А Чампура кивал в знак согласия и поддакивал:
— Только тот — человек, кто в веселье дни свои на земле проведет! Так-то, любезный мой!
— Что толку в застольстве, в еде да в питье, ежели друг в душу другу не заглянет? — говорил Чампура и добавлял свое вечное «любезный мой» или «иди сюда, поцелуй меня»!
Чампура был сам человек щедрый и гостеприимный — в чужом доме! Будучи в гостях, он с таким радушием встречал чужих гостей, так ковром стлался им под ноги! Заботливо подносил вновь пришедшему блюда с кушаньями, помогал выбирать самые лучшие куски, упрекал его ласково вместо хозяина: «Зачем, дескать, запоздал?» — или: «Почему забросил, забыл нас?»
— Обрадовались мы твоему приходу, как замерзший в стужу человек — горячему солнышку!
«Кто это — мы?» — спрашивал себя в душе изумленный чужой гость.
А Чампура хлопотал так, словно он был кровной родней хозяина, нераздельным совладельцем всего его дома!
добавлял он любимый свой народный стишок и, широко раскинув руки, обращался к гостям:
— Не верно разве я говорю, любезный мой?
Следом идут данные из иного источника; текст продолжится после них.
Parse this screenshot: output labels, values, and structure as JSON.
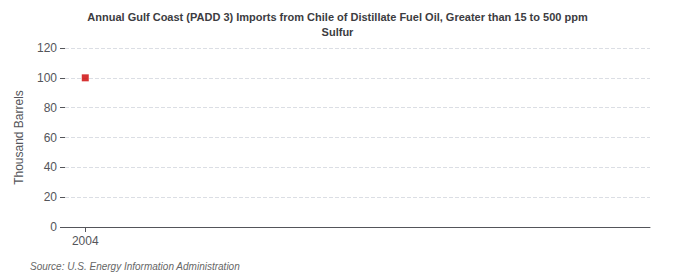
{
  "chart_data": {
    "type": "scatter",
    "title": "Annual Gulf Coast (PADD 3) Imports from Chile of Distillate Fuel Oil, Greater than 15 to 500 ppm\nSulfur",
    "ylabel": "Thousand Barrels",
    "annotations": [
      "Source: U.S. Energy Information Administration"
    ],
    "x": [
      2004
    ],
    "values": [
      100
    ],
    "color": "#cc0000",
    "marker": "square",
    "xlim": [
      2003.3,
      2023.5
    ],
    "xticks": [
      2004
    ],
    "ylim": [
      0,
      120
    ],
    "yticks": [
      0,
      20,
      40,
      60,
      80,
      100,
      120
    ],
    "grid": true
  }
}
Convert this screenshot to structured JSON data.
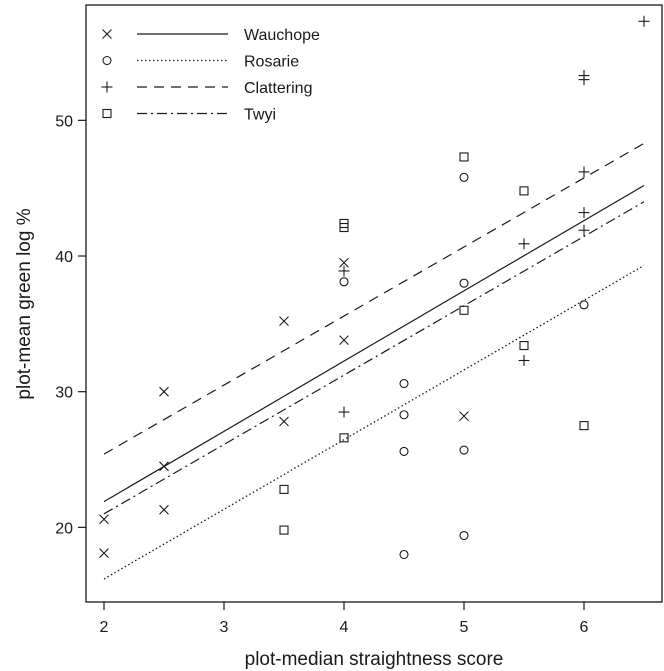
{
  "chart_data": {
    "type": "scatter",
    "xlabel": "plot-median straightness score",
    "ylabel": "plot-mean green log %",
    "xlim": [
      1.85,
      6.65
    ],
    "ylim": [
      14.5,
      58.5
    ],
    "xticks": [
      2,
      3,
      4,
      5,
      6
    ],
    "yticks": [
      20,
      30,
      40,
      50
    ],
    "grid": false,
    "legend": "top-left",
    "series": [
      {
        "name": "Wauchope",
        "marker": "x",
        "line": "solid",
        "fit": [
          [
            2,
            21.9
          ],
          [
            6.5,
            45.2
          ]
        ],
        "points": [
          [
            2,
            20.6
          ],
          [
            2,
            18.1
          ],
          [
            2.5,
            30.0
          ],
          [
            2.5,
            24.5
          ],
          [
            2.5,
            21.3
          ],
          [
            3.5,
            35.2
          ],
          [
            3.5,
            27.8
          ],
          [
            4,
            39.5
          ],
          [
            4,
            33.8
          ],
          [
            5,
            28.2
          ]
        ]
      },
      {
        "name": "Rosarie",
        "marker": "o",
        "line": "dotted",
        "fit": [
          [
            2,
            16.2
          ],
          [
            6.5,
            39.3
          ]
        ],
        "points": [
          [
            4,
            38.1
          ],
          [
            4.5,
            30.6
          ],
          [
            4.5,
            28.3
          ],
          [
            4.5,
            25.6
          ],
          [
            4.5,
            18.0
          ],
          [
            5,
            45.8
          ],
          [
            5,
            38.0
          ],
          [
            5,
            25.7
          ],
          [
            5,
            19.4
          ],
          [
            6,
            36.4
          ]
        ]
      },
      {
        "name": "Clattering",
        "marker": "+",
        "line": "dashed",
        "fit": [
          [
            2,
            25.4
          ],
          [
            6.5,
            48.3
          ]
        ],
        "points": [
          [
            4,
            38.9
          ],
          [
            4,
            28.5
          ],
          [
            5.5,
            40.9
          ],
          [
            5.5,
            32.3
          ],
          [
            6,
            53.0
          ],
          [
            6,
            53.3
          ],
          [
            6,
            46.2
          ],
          [
            6,
            43.2
          ],
          [
            6,
            41.9
          ],
          [
            6.5,
            57.3
          ]
        ]
      },
      {
        "name": "Twyi",
        "marker": "square",
        "line": "dashdot",
        "fit": [
          [
            2,
            21.0
          ],
          [
            6.5,
            44.0
          ]
        ],
        "points": [
          [
            3.5,
            22.8
          ],
          [
            3.5,
            19.8
          ],
          [
            4,
            42.4
          ],
          [
            4,
            42.1
          ],
          [
            4,
            26.6
          ],
          [
            5,
            47.3
          ],
          [
            5,
            36.0
          ],
          [
            5.5,
            44.8
          ],
          [
            5.5,
            33.4
          ],
          [
            6,
            27.5
          ]
        ]
      }
    ]
  }
}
Иди сюда, поцелуй меня! — говорил Чампура хозяину, и тот поддакивал:
— Именно, именно так!
Чампура любил иногда и шутливые, пустые разговоры, «празднословие»; он мог задать вдруг такой, например, вопрос:
— Ты деламута отведывал? Нет? И лаже не знаешь, что такое деламут? Как так, мой любезный?
— Ну да, это кушанье… Да еще какое! Когда корова отелится, ее тут же, сразу подоят, и из этого молока или молозива варят деламут. Как вскипятят, оно и затвердеет. Посыпают солью и едят. Вкусно так — пальчики оближешь!
— Значит, ты деламута не пробовал? — И он, бывало, махнет рукой с презрением и удивленно покачает головой.
Потом разведет руками и спрашивает снова, с видом крайнего изумления:
— Так деламут тебе неизвестен?.. Какой же ты грузин после этого? Иди, поцелуй меня, любезный мой!
— Пожалуй, ты и кукурузной гургучи не едал?
— Нет, не едал. Это еще что за штука?
— Ну, знаешь!.. Да что с тобой разговаривать, время тратить впустую? Нашел досужливого человека!
И он глядел на собеседника с укоризной, возмущенный его невежеством.